Tips and Troubleshooting

  • If you’re having connection issues, double-check your proxy credentials and make sure you’re using the correct endpoint and port for your chosen product.
  • The proxy password format (your_password_session-anychars_mode-speed) includes additional parameters. Make sure to replace your_password with your actual password while keeping the session-anychars_mode-speed part intact.

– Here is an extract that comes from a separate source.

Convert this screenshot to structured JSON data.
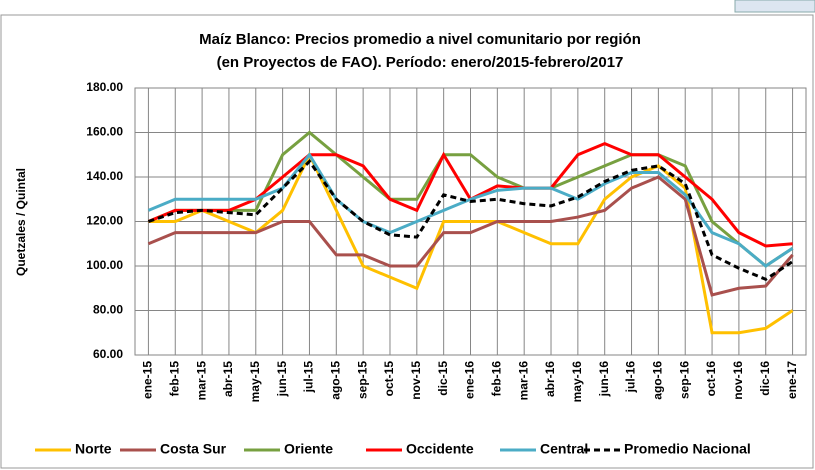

  • For HTTPS connections, you might need to disable SSL verification (use with caution in production):
    DOWNLOADER_MIDDLEWARES = {
        'scrapy.downloadermiddlewares.httpproxy.HttpProxyMiddleware': None,
        'your_project_name.proxy_middleware.ProxyMiddleware': 350,
        'scrapy.downloadermiddlewares.ssl.HttpsProxyMiddleware': 400,
    }
    
    DOWNLOAD_HANDLERS = {
        "https": "scrapy.core.downloader.handlers.http2.H2DownloadHandler",
    }
  • If you need to use a SOCKS5 proxy, you’ll need to install the scrapy-socks package:
    pip install scrapy-socks
    Then update your settings.py file:
    PROXY_URL = f'socks5://{PROXY_USER}:{PROXY_PASS}@{PROXY_HOST}:{PROXY_PORT}'
    DOWNLOAD_HANDLERS = {
        "http": "scrapy_socks.handlers.http.SOCKSDownloadHandler",
        "https": "scrapy_socks.handlers.http.SOCKSDownloadHandler",
    }
  • Remember to handle errors appropriately in your production code, as network requests can fail for various reasons.

By following this guide, you should now be able to successfully integrate Evomi’s proxies with your Scrapy projects for web scraping tasks.